Reputation: 94
My python 3.4.4 code is:
import urllib.request
from bs4 import BeautifulSoup
from html.parser import HTMLParser
urls = 'file:///C:/Users/tarunuday/Documents/scrapdata/mech.html'
htmlfile = urllib.request.urlopen(urls)
soup = BeautifulSoup(htmlfile,html.parser)
I'm getting this error
Traceback (most recent call last):
File "C:\Python34\saved\scrapping\scrapping2.py", line 7, in <module>
soup = BeautifulSoup(htmlfile,html.parser)
NameError: name 'html' is not defined
Now I understand that HTMLParser is py2.x and html.parser is py3.x but how can I get this to work? The bs4 site says If you get the ImportError “No module named html.parser”, your problem is that you’re running the Python 3 version of the code under Python 2.
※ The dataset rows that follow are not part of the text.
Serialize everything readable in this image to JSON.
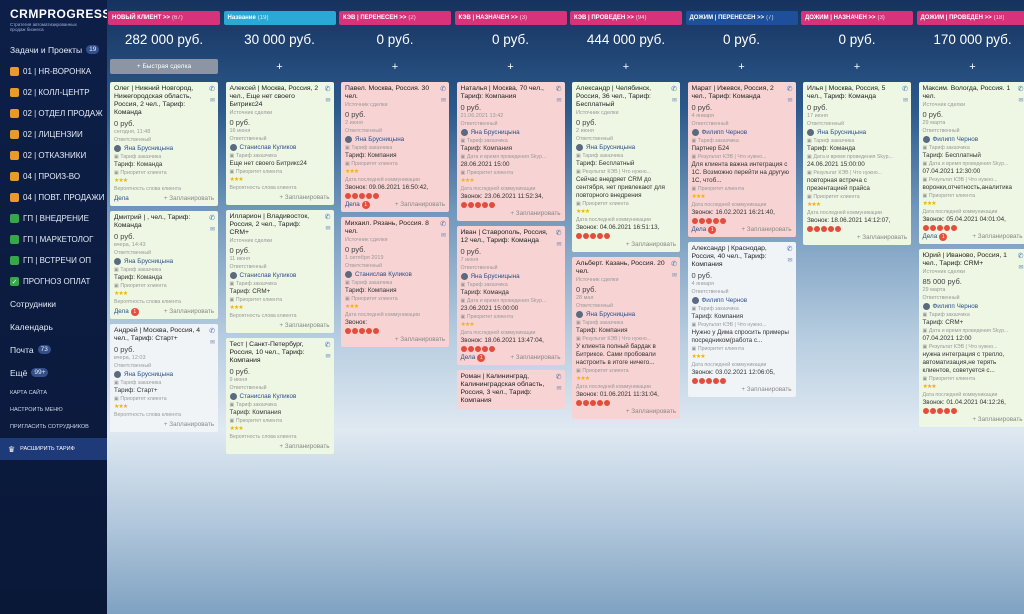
{
  "sidebar": {
    "logo": "CRMPROGRESS",
    "tagline": "Стратегия автоматизированных продаж бизнеса",
    "items": [
      {
        "label": "Задачи и Проекты",
        "count": "19",
        "color": ""
      },
      {
        "label": "01 | HR-ВОРОНКА",
        "count": "",
        "color": "#e89a2a"
      },
      {
        "label": "02 | КОЛЛ-ЦЕНТР",
        "count": "",
        "color": "#e89a2a"
      },
      {
        "label": "02 | ОТДЕЛ ПРОДАЖ",
        "count": "",
        "color": "#e89a2a"
      },
      {
        "label": "02 | ЛИЦЕНЗИИ",
        "count": "",
        "color": "#e89a2a"
      },
      {
        "label": "02 | ОТКАЗНИКИ",
        "count": "",
        "color": "#e89a2a"
      },
      {
        "label": "04 | ПРОИЗ-ВО",
        "count": "",
        "color": "#e89a2a"
      },
      {
        "label": "04 | ПОВТ. ПРОДАЖИ",
        "count": "",
        "color": "#e89a2a"
      },
      {
        "label": "ГП | ВНЕДРЕНИЕ",
        "count": "",
        "color": "#37a84a"
      },
      {
        "label": "ГП | МАРКЕТОЛОГ",
        "count": "",
        "color": "#37a84a"
      },
      {
        "label": "ГП | ВСТРЕЧИ ОП",
        "count": "",
        "color": "#37a84a"
      },
      {
        "label": "ПРОГНОЗ ОПЛАТ",
        "count": "",
        "color": "#37a84a"
      }
    ],
    "links": [
      {
        "label": "Сотрудники",
        "count": ""
      },
      {
        "label": "Календарь",
        "count": ""
      },
      {
        "label": "Почта",
        "count": "73"
      },
      {
        "label": "Ещё",
        "count": "99+"
      }
    ],
    "small": [
      "КАРТА САЙТА",
      "НАСТРОИТЬ МЕНЮ",
      "ПРИГЛАСИТЬ СОТРУДНИКОВ"
    ],
    "tariff": "РАСШИРИТЬ ТАРИФ"
  },
  "labels": {
    "responsible": "Ответственный",
    "tariff_client": "Тариф заказчика",
    "priority": "Приоритет клиента",
    "probability": "Вероятность слова клиента",
    "deals": "Дела",
    "plan": "+ Запланировать",
    "quick_deal": "+ Быстрая сделка",
    "kev_result": "Результат КЭВ | Что нужно...",
    "kev_date": "Дата и время проведения Skyp...",
    "last_comm": "Дата последней коммуникации",
    "source": "Источник сделки"
  },
  "columns": [
    {
      "title": "НОВЫЙ КЛИЕНТ >>",
      "count": "(67)",
      "sum": "282 000 руб.",
      "color": "#d6337a",
      "cards": [
        {
          "title": "Олег | Нижний Новгород, Нижегородская область, Россия, 2 чел., Тариф: Команда",
          "price": "0 руб.",
          "date": "сегодня, 11:48",
          "person": "Яна Брусницына",
          "tariff": "Тариф: Команда",
          "deals": true,
          "color": "green"
        },
        {
          "title": "Дмитрий | , чел., Тариф: Команда",
          "price": "0 руб.",
          "date": "вчера, 14:43",
          "person": "Яна Брусницына",
          "tariff": "Тариф: Команда",
          "deals": true,
          "badge": "1",
          "color": "green"
        },
        {
          "title": "Андрей | Москва, Россия, 4 чел., Тариф: Старт+",
          "price": "0 руб.",
          "date": "вчера, 12:03",
          "person": "Яна Брусницына",
          "tariff": "Тариф: Старт+",
          "deals": false,
          "color": "white"
        }
      ]
    },
    {
      "title": "Название",
      "count": "(19)",
      "sum": "30 000 руб.",
      "color": "#2aa8d6",
      "cards": [
        {
          "title": "Алексей | Москва, Россия, 2 чел., Еще нет своего Битрикс24",
          "source": "Источник сделки",
          "price": "0 руб.",
          "date": "16 июня",
          "person": "Станислав Куликов",
          "tariff": "Еще нет своего Битрикс24",
          "deals": false,
          "color": "green"
        },
        {
          "title": "Илларион | Владивосток, Россия, 2 чел., Тариф: CRM+",
          "source": "Источник сделки",
          "price": "0 руб.",
          "date": "11 июня",
          "person": "Станислав Куликов",
          "tariff": "Тариф: CRM+",
          "deals": false,
          "color": "green"
        },
        {
          "title": "Тест | Санкт-Петербург, Россия, 10 чел., Тариф: Компания",
          "price": "0 руб.",
          "date": "9 июня",
          "person": "Станислав Куликов",
          "tariff": "Тариф: Компания",
          "deals": false,
          "color": "green"
        }
      ]
    },
    {
      "title": "КЭВ | ПЕРЕНЕСЕН >>",
      "count": "(2)",
      "sum": "0 руб.",
      "color": "#d6337a",
      "cards": [
        {
          "title": "Павел. Москва, Россия. 30 чел.",
          "source": "Источник сделки",
          "price": "0 руб.",
          "date": "2 июня",
          "person": "Яна Брусницына",
          "tariff": "Тариф: Компания",
          "comm": "Звонок: 09.06.2021 16:50:42,",
          "deals": true,
          "badge": "1",
          "color": "red"
        },
        {
          "title": "Михаил. Рязань, Россия. 8 чел.",
          "source": "Источник сделки",
          "price": "0 руб.",
          "date": "1 октября 2019",
          "person": "Станислав Куликов",
          "tariff": "Тариф: Компания",
          "comm": "Звонок:",
          "deals": false,
          "color": "red"
        }
      ]
    },
    {
      "title": "КЭВ | НАЗНАЧЕН >>",
      "count": "(3)",
      "sum": "0 руб.",
      "color": "#d6337a",
      "cards": [
        {
          "title": "Наталья | Москва, 70 чел., Тариф: Компания",
          "price": "0 руб.",
          "date": "21.06.2021 13:42",
          "person": "Яна Брусницына",
          "tariff": "Тариф: Компания",
          "kevdate": "28.06.2021 15:00",
          "comm": "Звонок: 23.06.2021 11:52:34,",
          "deals": false,
          "color": "red"
        },
        {
          "title": "Иван | Ставрополь, Россия, 12 чел., Тариф: Команда",
          "price": "0 руб.",
          "date": "7 июня",
          "person": "Яна Брусницына",
          "tariff": "Тариф: Команда",
          "kevdate": "23.06.2021 15:00:00",
          "comm": "Звонок: 18.06.2021 13:47:04,",
          "deals": true,
          "badge": "1",
          "color": "red"
        },
        {
          "title": "Роман | Калининград, Калининградская область, Россия, 3 чел., Тариф: Компания",
          "price": "",
          "date": "",
          "person": "",
          "tariff": "",
          "deals": false,
          "color": "red"
        }
      ]
    },
    {
      "title": "КЭВ | ПРОВЕДЕН >>",
      "count": "(94)",
      "sum": "444 000 руб.",
      "color": "#d6337a",
      "cards": [
        {
          "title": "Александр | Челябинск, Россия, 36 чел., Тариф: Бесплатный",
          "source": "Источник сделки",
          "price": "0 руб.",
          "date": "2 июня",
          "person": "Яна Брусницына",
          "tariff": "Тариф: Бесплатный",
          "result": "Сейчас внедряет CRM до сентября, нет привлекают для повторного внедрения",
          "comm": "Звонок: 04.06.2021 16:51:13,",
          "deals": false,
          "color": "green"
        },
        {
          "title": "Альберт. Казань, Россия. 20 чел.",
          "source": "Источник сделки",
          "price": "0 руб.",
          "date": "28 мая",
          "person": "Яна Брусницына",
          "tariff": "Тариф: Компания",
          "result": "У клиента полный бардак в Битриксе. Сами пробовали настроить в итоге ничего...",
          "comm": "Звонок: 01.06.2021 11:31:04,",
          "deals": false,
          "color": "red"
        }
      ]
    },
    {
      "title": "ДОЖИМ | ПЕРЕНЕСЕН >>",
      "count": "(7)",
      "sum": "0 руб.",
      "color": "#1e4f9a",
      "cards": [
        {
          "title": "Марат | Ижевск, Россия, 2 чел., Тариф: Команда",
          "price": "0 руб.",
          "date": "4 января",
          "person": "Филипп Чернов",
          "tariff": "Партнер Б24",
          "result": "Для клиента важна интеграция с 1С. Возможно перейти на другую 1С, чтоб...",
          "comm": "Звонок: 16.02.2021 16:21:40,",
          "deals": true,
          "badge": "1",
          "color": "red"
        },
        {
          "title": "Александр | Краснодар, Россия, 40 чел., Тариф: Компания",
          "price": "0 руб.",
          "date": "4 января",
          "person": "Филипп Чернов",
          "tariff": "Тариф: Компания",
          "result": "Нужно у Дима спросить примеры посредником(работа с...",
          "comm": "Звонок: 03.02.2021 12:06:05,",
          "deals": false,
          "color": "white"
        }
      ]
    },
    {
      "title": "ДОЖИМ | НАЗНАЧЕН >>",
      "count": "(3)",
      "sum": "0 руб.",
      "color": "#d6337a",
      "cards": [
        {
          "title": "Илья | Москва, Россия, 5 чел., Тариф: Команда",
          "price": "0 руб.",
          "date": "17 июня",
          "person": "Яна Брусницына",
          "tariff": "Тариф: Команда",
          "kevdate": "24.06.2021 15:00:00",
          "result": "повторная встреча с презентацией прайса",
          "comm": "Звонок: 18.06.2021 14:12:07,",
          "deals": false,
          "color": "green"
        }
      ]
    },
    {
      "title": "ДОЖИМ | ПРОВЕДЕН >>",
      "count": "(18)",
      "sum": "170 000 руб.",
      "color": "#d6337a",
      "cards": [
        {
          "title": "Максим. Вологда, Россия. 1 чел.",
          "source": "Источник сделки",
          "price": "0 руб.",
          "date": "29 марта",
          "person": "Филипп Чернов",
          "tariff": "Тариф: Бесплатный",
          "kevdate": "07.04.2021 12:30:00",
          "result": "воронки,отчетность,аналитика",
          "comm": "Звонок: 05.04.2021 04:01:04,",
          "deals": true,
          "badge": "1",
          "color": "green"
        },
        {
          "title": "Юрий | Иваново, Россия, 1 чел., Тариф: CRM+",
          "source": "Источник сделки",
          "price": "85 000 руб.",
          "date": "29 марта",
          "person": "Филипп Чернов",
          "tariff": "Тариф: CRM+",
          "kevdate": "07.04.2021 12:00",
          "result": "нужна интеграция с трелло, автоматизация,не терять клиентов, советуется с...",
          "comm": "Звонок: 01.04.2021 04:12:26,",
          "deals": false,
          "color": "green"
        }
      ]
    }
  ]
}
, but I'm running 3.x and I'm getting a NameError not an ImportError
Upvotes: 3
Views: 16954
Reputation: 318
In your code html.parser
is a string and if you are using python 3 or above, it needs quotes around it.
Upvotes: 1
Reputation: 599876
The error is correct, you haven't defined html
anywhere. The documentation you link to shows that you should be passing "html.parser"
as a string; it doesn't look like you need to import HTMLParser at all.
Upvotes: 5